18 de dezembro de 2017

Diminuir-se IV



Tudo friamente calculado
a mínima vírgula, o acento;

faz vento,
fica tudo; esparramado.

17 de dezembro de 2017

menino



...  vão gritar
"Justiça, justiça!"

Poucos olharão
as variáveis
que fizeram
do vilão, vilão.

15 de dezembro de 2017

Companheiros e companheiras



Meus amigos tem prosas
memoráveis; reflexões
estupendas, dignas de nota.

O que mais vale são as dúvidas
que arrastam minhas grotescas
convicções e verdades absolutas

Levam-nas para o deserto
matam-nas de sede; acabo
por fim, cedendo ao pensar


sedento ao pensar.


13 de dezembro de 2017

Oração XXI



A oração começa:

bolsa de valores sobe
dei aos esmolados o que sobre
ouro, prata, para os ricos
cobre para os pobres
cobre os pobres

igreja
estado
bancos

sente-se, meu bem;
vamos falar de juros
vamos falar de muros
vamos falar de urros
de quem tem fome.

A oração termina:

abençoada a crise
a melhor invenção
do século XXI.

 

6 de dezembro de 2017

Crônica e poesia aos desinteressados

Crônica:

Os olhos - semiabertos - destacavam o efeito da rotina. Traços na testa anunciavam as variáveis. A respiração - o ar pesado - evidenciava a paciência, mas não a calmaria (inexistente) do cotidiano. A boca - para ser mais específico - os lábios, sequíssimos; escassos em volume, cor e natureza, gritavam a todos que se atentavam que a sede, faz muito, não mais existia.
Isso para não comentar das mãos. Enrugadas, com curvas sem igual, calos sofridos mas que certamente não causavam qualquer dor. A dor perde qualidade e significado quando é hábito, quando é condição.
O corpo não conhecia o que, ao menos aqui na esfera poética, se chama de prazer. Essa palavra não deve existir no dicionário daquelas marcas. Pelo uniforme, deve ter um cargo qualquer, em empresa terceirizada, talvez de serviço de limpeza, considerando as botas usadas.
Ela desce do ônibus, passos vagarosos, muito por conta da idade. "Pessoa miúda", penso.
Minutos depois encaro, sem a mínima pretensão ou objetivo, outras pessoas.

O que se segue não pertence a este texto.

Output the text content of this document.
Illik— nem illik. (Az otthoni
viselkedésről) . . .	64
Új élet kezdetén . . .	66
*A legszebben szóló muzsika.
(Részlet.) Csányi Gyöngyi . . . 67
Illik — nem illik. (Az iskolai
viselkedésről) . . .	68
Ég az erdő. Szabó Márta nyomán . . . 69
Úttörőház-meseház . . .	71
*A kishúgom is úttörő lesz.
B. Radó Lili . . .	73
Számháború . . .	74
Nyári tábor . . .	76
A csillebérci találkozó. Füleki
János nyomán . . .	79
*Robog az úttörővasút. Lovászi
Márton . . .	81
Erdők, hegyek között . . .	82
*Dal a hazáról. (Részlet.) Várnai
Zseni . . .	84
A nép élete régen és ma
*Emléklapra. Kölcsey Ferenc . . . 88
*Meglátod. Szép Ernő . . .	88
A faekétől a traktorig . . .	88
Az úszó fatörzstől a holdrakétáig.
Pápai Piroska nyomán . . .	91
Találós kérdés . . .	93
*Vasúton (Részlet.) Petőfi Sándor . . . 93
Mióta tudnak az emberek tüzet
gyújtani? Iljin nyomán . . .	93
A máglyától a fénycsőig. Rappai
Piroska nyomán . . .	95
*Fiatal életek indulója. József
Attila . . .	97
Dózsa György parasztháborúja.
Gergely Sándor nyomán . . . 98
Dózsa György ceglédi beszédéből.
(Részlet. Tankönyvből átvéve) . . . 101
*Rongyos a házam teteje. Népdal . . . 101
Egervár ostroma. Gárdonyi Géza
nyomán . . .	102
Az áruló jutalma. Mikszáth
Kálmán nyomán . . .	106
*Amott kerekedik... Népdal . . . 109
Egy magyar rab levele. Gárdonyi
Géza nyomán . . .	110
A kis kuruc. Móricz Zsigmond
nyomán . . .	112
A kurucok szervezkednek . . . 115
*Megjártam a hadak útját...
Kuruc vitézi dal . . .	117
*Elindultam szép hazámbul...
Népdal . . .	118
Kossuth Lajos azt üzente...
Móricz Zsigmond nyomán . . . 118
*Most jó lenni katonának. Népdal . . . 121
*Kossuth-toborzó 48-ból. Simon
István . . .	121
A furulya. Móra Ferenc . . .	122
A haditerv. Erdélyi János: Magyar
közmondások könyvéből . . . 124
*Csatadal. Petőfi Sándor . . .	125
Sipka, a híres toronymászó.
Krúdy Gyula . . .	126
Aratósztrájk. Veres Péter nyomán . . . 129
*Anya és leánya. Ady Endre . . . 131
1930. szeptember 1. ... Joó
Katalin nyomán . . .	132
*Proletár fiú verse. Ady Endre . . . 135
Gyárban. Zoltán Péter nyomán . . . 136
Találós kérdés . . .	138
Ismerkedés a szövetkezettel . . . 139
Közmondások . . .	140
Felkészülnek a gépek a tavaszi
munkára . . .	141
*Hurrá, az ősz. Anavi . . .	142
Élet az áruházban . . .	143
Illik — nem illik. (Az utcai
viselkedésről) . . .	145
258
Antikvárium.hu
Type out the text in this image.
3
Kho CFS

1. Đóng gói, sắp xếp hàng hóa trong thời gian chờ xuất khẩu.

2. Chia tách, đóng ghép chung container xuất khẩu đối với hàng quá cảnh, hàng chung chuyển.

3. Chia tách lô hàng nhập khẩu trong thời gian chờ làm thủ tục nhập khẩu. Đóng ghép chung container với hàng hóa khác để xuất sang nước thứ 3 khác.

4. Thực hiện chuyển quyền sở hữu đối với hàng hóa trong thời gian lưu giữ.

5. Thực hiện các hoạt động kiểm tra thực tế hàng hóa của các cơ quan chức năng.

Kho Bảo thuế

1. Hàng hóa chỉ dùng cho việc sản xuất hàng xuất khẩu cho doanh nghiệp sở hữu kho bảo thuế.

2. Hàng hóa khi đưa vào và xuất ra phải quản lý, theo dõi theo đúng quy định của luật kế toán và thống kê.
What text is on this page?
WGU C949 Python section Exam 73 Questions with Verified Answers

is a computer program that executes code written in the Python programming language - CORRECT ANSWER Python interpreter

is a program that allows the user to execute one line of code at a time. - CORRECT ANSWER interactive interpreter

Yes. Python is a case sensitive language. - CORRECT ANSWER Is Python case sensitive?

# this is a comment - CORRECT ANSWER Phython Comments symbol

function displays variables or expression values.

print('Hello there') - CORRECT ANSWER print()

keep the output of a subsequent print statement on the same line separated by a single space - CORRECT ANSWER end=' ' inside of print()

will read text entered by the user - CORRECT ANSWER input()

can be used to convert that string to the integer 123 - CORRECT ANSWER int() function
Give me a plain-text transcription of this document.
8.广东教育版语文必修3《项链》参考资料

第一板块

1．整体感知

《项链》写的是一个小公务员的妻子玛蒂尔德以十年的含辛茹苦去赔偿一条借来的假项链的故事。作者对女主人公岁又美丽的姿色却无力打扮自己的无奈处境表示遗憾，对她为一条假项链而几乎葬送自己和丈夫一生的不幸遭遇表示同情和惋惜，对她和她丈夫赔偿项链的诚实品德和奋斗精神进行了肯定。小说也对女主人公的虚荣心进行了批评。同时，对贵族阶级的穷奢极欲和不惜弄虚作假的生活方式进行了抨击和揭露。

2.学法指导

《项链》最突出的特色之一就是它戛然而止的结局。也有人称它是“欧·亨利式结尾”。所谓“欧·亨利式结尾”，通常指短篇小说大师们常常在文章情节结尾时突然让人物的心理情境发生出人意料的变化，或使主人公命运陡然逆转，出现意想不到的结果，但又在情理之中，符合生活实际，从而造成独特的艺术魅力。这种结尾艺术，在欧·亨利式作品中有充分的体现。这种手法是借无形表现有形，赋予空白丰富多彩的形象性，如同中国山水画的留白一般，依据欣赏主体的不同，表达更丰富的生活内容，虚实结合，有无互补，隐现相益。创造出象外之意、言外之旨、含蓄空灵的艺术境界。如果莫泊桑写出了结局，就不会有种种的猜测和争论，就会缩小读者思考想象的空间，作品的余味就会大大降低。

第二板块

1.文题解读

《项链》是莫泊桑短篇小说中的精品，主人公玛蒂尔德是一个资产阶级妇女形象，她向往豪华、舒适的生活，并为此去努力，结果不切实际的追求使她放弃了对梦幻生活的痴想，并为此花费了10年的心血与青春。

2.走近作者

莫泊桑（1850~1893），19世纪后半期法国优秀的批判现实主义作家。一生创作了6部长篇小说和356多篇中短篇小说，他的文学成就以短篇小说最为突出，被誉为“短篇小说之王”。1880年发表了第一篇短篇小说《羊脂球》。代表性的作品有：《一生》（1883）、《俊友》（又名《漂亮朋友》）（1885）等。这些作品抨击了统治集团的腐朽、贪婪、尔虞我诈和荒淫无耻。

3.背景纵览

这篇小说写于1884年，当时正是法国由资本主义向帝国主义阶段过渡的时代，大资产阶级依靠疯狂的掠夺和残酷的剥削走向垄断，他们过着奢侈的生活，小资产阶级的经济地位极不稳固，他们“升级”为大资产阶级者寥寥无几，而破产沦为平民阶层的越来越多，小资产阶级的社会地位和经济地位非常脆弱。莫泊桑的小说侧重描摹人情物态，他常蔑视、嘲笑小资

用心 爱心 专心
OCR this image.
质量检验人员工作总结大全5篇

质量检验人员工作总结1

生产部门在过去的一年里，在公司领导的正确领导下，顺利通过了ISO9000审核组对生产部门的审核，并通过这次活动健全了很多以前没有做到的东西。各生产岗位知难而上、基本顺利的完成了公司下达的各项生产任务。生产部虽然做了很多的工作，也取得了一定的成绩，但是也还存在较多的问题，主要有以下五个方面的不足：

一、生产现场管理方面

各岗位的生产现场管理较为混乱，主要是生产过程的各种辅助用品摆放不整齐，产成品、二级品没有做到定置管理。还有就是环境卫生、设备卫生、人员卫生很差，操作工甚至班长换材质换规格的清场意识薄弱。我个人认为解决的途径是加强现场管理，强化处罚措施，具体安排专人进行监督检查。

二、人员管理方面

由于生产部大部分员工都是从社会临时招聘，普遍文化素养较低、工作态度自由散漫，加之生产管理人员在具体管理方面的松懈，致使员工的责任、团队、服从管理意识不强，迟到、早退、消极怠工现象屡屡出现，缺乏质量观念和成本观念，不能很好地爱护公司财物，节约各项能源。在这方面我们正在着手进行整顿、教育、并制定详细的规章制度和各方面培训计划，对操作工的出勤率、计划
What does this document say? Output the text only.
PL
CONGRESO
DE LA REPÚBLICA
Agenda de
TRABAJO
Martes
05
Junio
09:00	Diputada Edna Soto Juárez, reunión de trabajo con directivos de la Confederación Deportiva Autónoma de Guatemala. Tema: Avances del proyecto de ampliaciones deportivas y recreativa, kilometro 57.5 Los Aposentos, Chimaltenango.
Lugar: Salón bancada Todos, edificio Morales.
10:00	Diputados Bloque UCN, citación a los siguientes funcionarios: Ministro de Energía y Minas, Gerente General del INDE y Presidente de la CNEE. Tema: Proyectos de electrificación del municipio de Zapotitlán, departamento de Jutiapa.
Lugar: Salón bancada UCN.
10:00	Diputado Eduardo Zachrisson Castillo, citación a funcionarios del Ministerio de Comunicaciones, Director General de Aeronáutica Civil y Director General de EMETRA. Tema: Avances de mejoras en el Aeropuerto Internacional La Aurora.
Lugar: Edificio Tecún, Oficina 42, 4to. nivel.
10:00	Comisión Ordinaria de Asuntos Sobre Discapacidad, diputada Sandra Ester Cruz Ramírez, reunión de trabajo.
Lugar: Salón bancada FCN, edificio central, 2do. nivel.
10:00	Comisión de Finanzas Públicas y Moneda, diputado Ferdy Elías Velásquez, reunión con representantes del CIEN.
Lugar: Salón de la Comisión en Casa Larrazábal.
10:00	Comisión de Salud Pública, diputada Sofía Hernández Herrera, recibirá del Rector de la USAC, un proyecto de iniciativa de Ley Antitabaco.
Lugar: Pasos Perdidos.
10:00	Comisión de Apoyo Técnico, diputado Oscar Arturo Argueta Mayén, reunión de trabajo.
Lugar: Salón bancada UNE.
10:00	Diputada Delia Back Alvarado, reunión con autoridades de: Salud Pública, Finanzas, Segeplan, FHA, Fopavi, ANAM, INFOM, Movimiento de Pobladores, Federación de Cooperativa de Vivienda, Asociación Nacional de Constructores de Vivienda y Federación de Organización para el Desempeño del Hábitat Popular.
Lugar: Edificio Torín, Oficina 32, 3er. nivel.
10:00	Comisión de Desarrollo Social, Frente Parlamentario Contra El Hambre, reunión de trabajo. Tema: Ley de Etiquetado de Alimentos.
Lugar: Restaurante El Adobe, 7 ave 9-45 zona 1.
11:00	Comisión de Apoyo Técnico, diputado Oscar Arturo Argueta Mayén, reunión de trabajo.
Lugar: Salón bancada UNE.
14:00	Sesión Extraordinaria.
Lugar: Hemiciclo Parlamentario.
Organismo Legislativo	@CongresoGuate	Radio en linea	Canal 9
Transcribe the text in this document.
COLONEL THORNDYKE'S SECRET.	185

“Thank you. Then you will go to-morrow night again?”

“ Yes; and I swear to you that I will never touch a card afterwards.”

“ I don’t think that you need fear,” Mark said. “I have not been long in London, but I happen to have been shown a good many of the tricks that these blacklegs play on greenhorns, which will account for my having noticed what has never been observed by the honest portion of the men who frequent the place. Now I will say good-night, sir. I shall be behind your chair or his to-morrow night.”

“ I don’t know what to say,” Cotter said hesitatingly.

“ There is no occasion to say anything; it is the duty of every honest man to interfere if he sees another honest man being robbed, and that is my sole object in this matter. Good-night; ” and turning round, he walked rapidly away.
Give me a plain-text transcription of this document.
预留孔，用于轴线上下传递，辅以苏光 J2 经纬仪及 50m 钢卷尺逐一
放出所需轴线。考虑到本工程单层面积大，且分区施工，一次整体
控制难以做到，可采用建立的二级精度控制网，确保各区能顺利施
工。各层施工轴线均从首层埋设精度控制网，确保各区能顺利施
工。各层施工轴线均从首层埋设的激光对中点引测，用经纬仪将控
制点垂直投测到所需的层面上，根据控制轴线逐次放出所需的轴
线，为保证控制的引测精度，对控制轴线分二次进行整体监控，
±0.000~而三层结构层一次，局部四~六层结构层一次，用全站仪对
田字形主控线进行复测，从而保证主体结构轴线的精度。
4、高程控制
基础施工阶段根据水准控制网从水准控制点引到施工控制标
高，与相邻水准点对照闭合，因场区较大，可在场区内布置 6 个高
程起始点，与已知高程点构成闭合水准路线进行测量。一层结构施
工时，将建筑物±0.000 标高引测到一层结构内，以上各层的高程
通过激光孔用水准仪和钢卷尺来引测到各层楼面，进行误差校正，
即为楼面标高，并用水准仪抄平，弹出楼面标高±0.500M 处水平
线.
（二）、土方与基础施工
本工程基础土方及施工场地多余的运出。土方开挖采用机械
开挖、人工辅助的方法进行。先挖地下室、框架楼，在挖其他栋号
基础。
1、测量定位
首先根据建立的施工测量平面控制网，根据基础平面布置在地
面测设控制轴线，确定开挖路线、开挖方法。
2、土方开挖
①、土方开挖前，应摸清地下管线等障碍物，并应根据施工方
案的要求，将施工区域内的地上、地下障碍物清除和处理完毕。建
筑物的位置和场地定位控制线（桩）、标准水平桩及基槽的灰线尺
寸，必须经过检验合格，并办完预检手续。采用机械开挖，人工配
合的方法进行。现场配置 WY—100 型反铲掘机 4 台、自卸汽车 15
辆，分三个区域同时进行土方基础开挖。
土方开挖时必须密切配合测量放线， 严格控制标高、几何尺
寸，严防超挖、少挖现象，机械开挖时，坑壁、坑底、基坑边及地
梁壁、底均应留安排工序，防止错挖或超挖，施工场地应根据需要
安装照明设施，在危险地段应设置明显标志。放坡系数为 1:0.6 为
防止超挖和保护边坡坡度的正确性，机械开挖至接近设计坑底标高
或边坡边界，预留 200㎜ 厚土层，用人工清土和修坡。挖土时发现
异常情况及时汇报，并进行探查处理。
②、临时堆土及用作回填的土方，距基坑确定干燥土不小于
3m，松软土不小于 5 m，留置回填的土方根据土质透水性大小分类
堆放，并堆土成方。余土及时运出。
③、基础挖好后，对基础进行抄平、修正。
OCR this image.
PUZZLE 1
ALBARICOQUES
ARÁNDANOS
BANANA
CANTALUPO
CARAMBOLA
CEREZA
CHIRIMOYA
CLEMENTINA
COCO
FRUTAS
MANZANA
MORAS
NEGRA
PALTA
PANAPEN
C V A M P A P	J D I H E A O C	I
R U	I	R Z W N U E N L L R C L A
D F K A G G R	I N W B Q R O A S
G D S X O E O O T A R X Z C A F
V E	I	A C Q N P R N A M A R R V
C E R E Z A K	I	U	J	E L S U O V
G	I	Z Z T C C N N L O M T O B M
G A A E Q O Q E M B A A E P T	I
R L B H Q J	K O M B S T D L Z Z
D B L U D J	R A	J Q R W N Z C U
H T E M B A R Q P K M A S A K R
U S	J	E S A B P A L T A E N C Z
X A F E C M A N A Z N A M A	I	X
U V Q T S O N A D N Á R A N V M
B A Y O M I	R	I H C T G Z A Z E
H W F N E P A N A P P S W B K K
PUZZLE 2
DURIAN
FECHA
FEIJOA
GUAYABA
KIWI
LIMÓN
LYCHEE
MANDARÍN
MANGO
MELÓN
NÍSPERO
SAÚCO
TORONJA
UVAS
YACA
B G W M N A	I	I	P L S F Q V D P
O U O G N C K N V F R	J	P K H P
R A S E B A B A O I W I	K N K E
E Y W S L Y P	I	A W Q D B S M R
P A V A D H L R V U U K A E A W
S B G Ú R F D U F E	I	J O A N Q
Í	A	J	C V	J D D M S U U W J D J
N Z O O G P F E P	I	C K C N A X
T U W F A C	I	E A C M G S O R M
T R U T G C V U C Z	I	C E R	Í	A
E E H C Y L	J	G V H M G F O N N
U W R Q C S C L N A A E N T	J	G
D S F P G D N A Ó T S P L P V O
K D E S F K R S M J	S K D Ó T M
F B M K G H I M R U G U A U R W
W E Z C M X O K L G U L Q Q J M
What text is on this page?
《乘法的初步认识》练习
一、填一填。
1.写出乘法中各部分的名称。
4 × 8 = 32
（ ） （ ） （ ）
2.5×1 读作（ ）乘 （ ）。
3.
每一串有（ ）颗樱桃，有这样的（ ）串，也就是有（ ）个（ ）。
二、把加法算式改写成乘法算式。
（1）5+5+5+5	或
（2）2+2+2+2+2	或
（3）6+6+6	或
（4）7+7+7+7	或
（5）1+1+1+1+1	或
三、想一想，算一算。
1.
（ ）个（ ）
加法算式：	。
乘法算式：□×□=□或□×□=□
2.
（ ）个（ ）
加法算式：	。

Fico apreensivo. Os olhos daquela senhora ainda estão no transporte coletivo. Encaro a todos, inclusive o chofer. Todos tem os mesmos olhos.
As mãos, as testas, a respiração; pareciam todos iguais. Como um único organismo sonolento, se é que podemos denominar de organismo, porque isso pressupõe que se tenha vida. Ali não vejo vida.
Algo que me conforta. Miro a rua, reconhecível, finalmente. Meu ponto é na parada seguinte. Ali no solo, no chão da calçada, sinto a vida do cimento esquentar meus passos. Sinto o Sol, vivo, a queimar-me. Sinto as nuvens, chorosas.


Poesia:

Sinto muito por pouco sentir perante os demais.
Sinto, quando muitos ao meu redor, sinto solidão.
Sinto, quando nos olhos alheios, a expectativa que do outro lado, o ouvinte seja um humano.
Sinto, vago e vagarosamente, um desespero crescente
Sinto o caos beijando-me a testa, abraçando-me
Sinto a ordem se encontrar nos meus comportamentos
Sinto-me inconformado com os zumbis em seus aparelhos
Sinto-me.
Sento-me.
Santo-me.
Diabo-me.
Humano-me.

E tomo um café para nada mais sentir.
Faço-me café. Nada mais.

Haicaos I e II

Tudo em paz.
Tirando o porém
o todavia, o mas.

 No entanto
vivo e com chuva
nu em pranto.

3 de dezembro de 2017

Caverna de sentimentos



A lua - vagarosamente - domina os olhos
cheia, enche também quem admira,
quem mira fundo e mira se perder - vagarosamente.

Mas no céu tem nuvens
e são cinzentas; como a segunda-feira
que vem enevoar-nos.

Os carros aceleram - vorazmente - motos devoram silêncio
com o escapamento; não escapa nem lamento.
Anunciam que não existem noites ao homens.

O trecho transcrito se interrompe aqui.